Dr. Moran is visiting professor at Tokyo University of Agriculture and Technology, Japan, Ilmenau University of Technology, Germany, and Stockholm University, Sweden. He is professor at the Graduate School of Pontifical Catholic University of Peru, and technical manager of Technova SAC, company providing engineering solutions to industry. His research interests include computational intelligence, integration of neural networks, fuzzy logic and genetic algorithms, learning systems, mobile robotics, nonlinear systems modeling and control, and their applications to industry.
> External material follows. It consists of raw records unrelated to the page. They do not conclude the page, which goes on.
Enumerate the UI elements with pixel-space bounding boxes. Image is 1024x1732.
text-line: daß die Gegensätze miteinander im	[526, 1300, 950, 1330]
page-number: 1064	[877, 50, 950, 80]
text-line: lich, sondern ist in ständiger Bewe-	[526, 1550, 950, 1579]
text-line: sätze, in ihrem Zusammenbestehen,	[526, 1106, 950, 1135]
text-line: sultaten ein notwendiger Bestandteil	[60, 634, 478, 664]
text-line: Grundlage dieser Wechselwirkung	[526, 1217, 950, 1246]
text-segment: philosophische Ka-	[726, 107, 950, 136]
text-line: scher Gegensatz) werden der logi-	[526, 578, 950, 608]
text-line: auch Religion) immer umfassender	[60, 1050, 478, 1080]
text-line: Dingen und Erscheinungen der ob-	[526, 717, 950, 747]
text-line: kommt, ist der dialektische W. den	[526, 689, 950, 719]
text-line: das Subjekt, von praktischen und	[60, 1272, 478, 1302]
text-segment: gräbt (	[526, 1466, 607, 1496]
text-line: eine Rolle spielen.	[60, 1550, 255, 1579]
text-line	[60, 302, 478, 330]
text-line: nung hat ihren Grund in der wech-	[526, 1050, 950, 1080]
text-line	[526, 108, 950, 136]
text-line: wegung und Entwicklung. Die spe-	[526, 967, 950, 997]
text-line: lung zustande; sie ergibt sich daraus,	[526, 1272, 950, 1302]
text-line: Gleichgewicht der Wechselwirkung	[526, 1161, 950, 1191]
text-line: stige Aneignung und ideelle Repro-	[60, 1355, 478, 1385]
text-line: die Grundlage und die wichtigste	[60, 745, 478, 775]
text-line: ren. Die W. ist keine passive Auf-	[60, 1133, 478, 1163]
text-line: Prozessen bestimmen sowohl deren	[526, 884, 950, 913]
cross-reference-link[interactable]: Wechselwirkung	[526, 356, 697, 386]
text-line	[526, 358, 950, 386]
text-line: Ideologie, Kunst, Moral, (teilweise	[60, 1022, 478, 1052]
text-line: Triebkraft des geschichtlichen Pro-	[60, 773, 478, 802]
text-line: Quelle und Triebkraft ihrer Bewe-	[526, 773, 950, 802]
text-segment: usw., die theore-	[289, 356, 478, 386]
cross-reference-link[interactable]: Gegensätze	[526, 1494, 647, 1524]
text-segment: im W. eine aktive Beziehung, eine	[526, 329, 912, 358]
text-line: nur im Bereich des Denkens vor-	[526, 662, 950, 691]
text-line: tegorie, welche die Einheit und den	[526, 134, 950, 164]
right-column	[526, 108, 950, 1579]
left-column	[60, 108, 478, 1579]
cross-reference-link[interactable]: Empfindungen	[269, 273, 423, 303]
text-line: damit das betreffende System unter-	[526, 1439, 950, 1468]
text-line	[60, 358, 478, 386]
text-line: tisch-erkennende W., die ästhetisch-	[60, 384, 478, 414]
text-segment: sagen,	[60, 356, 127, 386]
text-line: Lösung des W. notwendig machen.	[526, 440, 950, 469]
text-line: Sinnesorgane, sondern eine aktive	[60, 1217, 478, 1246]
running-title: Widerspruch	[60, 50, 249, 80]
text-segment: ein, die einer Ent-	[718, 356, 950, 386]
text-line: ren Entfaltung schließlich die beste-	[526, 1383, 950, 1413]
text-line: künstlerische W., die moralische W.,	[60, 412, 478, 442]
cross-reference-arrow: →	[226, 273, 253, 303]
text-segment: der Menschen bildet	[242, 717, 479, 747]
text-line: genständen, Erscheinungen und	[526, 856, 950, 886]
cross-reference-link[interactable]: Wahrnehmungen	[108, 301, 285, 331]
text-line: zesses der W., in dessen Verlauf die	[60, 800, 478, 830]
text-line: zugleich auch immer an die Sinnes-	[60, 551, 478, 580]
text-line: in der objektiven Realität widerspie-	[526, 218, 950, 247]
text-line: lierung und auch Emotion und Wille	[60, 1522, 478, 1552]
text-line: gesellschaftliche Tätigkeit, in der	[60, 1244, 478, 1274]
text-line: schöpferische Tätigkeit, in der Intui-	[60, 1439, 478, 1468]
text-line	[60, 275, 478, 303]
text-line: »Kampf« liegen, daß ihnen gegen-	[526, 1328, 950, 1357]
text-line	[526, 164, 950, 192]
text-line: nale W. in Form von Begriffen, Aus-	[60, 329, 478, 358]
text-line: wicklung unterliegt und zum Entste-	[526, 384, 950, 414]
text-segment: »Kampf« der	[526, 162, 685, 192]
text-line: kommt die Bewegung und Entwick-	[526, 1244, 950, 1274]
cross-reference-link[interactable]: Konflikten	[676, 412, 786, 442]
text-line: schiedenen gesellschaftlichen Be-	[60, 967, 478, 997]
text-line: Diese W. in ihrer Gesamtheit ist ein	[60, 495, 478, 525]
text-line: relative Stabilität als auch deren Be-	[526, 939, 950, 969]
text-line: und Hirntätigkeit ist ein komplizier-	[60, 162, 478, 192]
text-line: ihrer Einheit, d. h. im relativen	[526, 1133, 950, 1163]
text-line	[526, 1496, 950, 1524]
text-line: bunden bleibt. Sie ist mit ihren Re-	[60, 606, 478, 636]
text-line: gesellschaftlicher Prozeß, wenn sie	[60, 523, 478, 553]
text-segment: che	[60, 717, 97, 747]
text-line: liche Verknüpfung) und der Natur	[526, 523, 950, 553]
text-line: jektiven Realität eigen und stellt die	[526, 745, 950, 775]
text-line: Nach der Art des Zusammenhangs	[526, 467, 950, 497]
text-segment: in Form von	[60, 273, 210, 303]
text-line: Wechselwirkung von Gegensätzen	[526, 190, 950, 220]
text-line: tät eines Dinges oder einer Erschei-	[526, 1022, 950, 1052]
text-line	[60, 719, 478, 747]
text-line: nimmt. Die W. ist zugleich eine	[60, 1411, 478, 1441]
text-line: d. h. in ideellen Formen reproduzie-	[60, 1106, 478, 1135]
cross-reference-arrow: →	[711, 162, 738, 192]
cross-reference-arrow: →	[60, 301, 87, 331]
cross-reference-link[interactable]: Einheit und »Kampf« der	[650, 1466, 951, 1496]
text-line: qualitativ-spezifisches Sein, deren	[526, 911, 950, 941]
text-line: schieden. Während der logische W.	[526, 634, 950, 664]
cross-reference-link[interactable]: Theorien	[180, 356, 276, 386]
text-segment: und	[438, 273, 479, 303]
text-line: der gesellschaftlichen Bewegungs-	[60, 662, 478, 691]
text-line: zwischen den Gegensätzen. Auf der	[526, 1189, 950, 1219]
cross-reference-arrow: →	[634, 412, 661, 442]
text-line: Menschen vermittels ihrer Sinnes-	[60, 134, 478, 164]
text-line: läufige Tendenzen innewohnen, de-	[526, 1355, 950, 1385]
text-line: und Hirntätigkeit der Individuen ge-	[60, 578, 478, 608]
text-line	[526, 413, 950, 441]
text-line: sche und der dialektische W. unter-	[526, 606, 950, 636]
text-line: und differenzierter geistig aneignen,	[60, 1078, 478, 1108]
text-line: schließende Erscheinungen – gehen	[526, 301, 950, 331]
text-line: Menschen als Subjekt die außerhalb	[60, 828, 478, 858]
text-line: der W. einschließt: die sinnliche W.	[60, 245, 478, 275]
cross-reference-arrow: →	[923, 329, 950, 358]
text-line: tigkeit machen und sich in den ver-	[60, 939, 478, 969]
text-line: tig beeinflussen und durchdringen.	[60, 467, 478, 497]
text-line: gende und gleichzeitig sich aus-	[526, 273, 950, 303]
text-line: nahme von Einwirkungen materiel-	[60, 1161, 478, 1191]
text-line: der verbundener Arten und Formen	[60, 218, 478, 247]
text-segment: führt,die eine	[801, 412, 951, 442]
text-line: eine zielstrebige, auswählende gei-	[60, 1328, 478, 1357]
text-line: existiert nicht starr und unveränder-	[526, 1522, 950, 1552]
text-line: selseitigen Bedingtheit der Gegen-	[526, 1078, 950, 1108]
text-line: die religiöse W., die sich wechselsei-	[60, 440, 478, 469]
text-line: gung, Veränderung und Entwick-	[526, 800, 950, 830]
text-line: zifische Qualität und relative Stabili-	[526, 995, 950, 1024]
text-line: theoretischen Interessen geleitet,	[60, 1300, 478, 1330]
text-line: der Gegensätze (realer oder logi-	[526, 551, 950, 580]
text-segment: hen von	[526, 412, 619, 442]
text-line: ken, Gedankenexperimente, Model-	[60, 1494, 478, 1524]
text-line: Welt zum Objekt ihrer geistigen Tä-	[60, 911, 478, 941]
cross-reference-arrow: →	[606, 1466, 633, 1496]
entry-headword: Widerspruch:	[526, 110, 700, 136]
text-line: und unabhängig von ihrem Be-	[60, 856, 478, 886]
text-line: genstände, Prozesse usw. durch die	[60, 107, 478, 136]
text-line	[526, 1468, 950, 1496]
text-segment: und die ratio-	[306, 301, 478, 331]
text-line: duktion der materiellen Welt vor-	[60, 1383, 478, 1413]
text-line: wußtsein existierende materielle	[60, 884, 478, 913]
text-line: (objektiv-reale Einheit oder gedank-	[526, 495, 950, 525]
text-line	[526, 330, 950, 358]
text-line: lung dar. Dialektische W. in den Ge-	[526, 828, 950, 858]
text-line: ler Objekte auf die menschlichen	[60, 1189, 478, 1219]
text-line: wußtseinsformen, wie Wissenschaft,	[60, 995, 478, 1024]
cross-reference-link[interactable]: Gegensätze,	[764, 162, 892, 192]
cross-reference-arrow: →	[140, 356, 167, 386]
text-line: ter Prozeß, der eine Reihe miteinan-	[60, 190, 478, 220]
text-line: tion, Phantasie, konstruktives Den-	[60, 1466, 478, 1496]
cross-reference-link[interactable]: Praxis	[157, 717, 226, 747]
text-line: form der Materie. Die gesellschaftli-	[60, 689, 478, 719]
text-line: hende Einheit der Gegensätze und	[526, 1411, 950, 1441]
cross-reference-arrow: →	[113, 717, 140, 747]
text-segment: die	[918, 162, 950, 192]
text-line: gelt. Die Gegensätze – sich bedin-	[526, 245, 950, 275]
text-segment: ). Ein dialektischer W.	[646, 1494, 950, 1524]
Abstract: Recurrent neural networks RNN are networks with feedback connections exhibiting a dynamic temporal behavior, common in real-world applications where the response of a system depends on present and past inputs and states. Recurrent neural networks possess internal memory that allows them to process sequence of inputs with arbitrary temporal relationships. These properties make RNN applicable to complex tasks such speech and handwritten recognition, signal processing, modeling and control of nonlinear dynamic systems, robot path planning and control, among other applications that include deep learning and LSTM networks.